I guess bicycles are not for children any more. When we were children, my younger brother and I explored our city of Toronto from end to end on our bicycles. It was my oldest brother and I who had autos take us off the road. I was hit from behind by a driver blinded by the sun. I landed in a ditch and was bruised but unhurt. My older brother landed face down on asphalt and carried the scars from his glasses for the rest of his life.
But why is city council promoting bike lanes in a city so obviously planned for automobiles? Why would they not relegate bike lanes to parks, ravines and other less traveled routes?
Are bike lanes only for the aggressive bicycle couriers taking shut-ins their dinner? Is this the price Torontonians have to pay to have cheap delivery. There are many days in the year when snow, sleet, hail and heavy rain challenge the most determined cyclists. Smart cyclists park their bike for the winter and wait for spring.
How are these bikers paying their share for these generous and protected bike lanes?
Do we have this backwards? Are bike lanes only paid for by the automobile drivers? Are our city taxes to pay for reduced access to the city by auto? Where is it that we collect the tolls for automobiles from elsewhere coming into our city?
Do we want our city to be a welcoming place for people to come to do business? To see a play, a baseball, a hockey or a basketball game? This is a city with wonderous entertainments, magnificent places to shop and the fine hotels and restaurants, for all pocket books.

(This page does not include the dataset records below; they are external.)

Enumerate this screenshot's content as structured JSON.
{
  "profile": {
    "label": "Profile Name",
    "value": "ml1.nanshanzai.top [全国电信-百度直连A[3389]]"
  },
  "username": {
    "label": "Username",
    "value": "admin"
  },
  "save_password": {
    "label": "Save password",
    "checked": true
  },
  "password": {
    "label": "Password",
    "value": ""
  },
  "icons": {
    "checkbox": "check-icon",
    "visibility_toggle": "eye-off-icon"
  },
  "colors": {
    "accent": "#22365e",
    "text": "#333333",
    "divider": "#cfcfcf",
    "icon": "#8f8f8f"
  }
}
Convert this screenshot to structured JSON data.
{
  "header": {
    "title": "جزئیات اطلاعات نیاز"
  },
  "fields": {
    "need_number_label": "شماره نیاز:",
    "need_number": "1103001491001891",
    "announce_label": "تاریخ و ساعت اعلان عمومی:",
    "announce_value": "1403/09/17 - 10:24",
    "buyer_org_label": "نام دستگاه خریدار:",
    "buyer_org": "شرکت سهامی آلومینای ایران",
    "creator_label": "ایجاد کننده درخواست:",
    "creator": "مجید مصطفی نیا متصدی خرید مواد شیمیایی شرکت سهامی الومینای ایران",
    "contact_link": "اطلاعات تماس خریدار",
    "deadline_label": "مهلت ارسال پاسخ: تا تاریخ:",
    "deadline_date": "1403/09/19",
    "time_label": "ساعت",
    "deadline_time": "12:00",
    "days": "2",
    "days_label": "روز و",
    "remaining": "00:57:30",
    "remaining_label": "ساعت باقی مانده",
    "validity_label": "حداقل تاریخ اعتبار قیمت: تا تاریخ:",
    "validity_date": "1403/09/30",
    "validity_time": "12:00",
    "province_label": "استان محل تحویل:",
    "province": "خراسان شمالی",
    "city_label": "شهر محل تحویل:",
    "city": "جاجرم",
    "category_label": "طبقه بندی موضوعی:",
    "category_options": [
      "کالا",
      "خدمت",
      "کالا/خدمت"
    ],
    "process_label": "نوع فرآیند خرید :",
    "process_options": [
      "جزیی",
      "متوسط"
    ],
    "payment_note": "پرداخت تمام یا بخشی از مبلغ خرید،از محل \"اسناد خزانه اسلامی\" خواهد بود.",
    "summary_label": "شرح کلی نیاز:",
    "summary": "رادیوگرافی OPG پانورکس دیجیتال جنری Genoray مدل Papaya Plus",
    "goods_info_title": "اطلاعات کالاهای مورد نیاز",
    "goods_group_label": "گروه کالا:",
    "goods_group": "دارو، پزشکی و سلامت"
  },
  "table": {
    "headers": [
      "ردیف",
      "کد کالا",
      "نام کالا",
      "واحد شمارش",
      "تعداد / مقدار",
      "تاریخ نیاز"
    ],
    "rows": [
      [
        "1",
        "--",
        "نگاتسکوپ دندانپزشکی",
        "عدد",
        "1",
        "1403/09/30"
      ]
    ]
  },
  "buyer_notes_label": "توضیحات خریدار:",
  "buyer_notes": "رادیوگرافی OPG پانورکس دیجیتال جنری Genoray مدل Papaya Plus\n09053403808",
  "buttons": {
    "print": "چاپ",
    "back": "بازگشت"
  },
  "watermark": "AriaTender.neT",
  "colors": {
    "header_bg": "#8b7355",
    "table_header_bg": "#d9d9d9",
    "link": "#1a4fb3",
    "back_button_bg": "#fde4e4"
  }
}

Toronto is a great city today. It is no longer the slow quiet city of churches that it was in the 1940s and 50s. It is cosmopolitan, it bustles. It waits for no one. We no longer encourage our children to bike outside their known neighbourhood. We warn them off from areas where bicycles are stolen. The rule is, if you leave it, you lose it.
And they might as well learn that the bike lanes in Toronto are not for kids.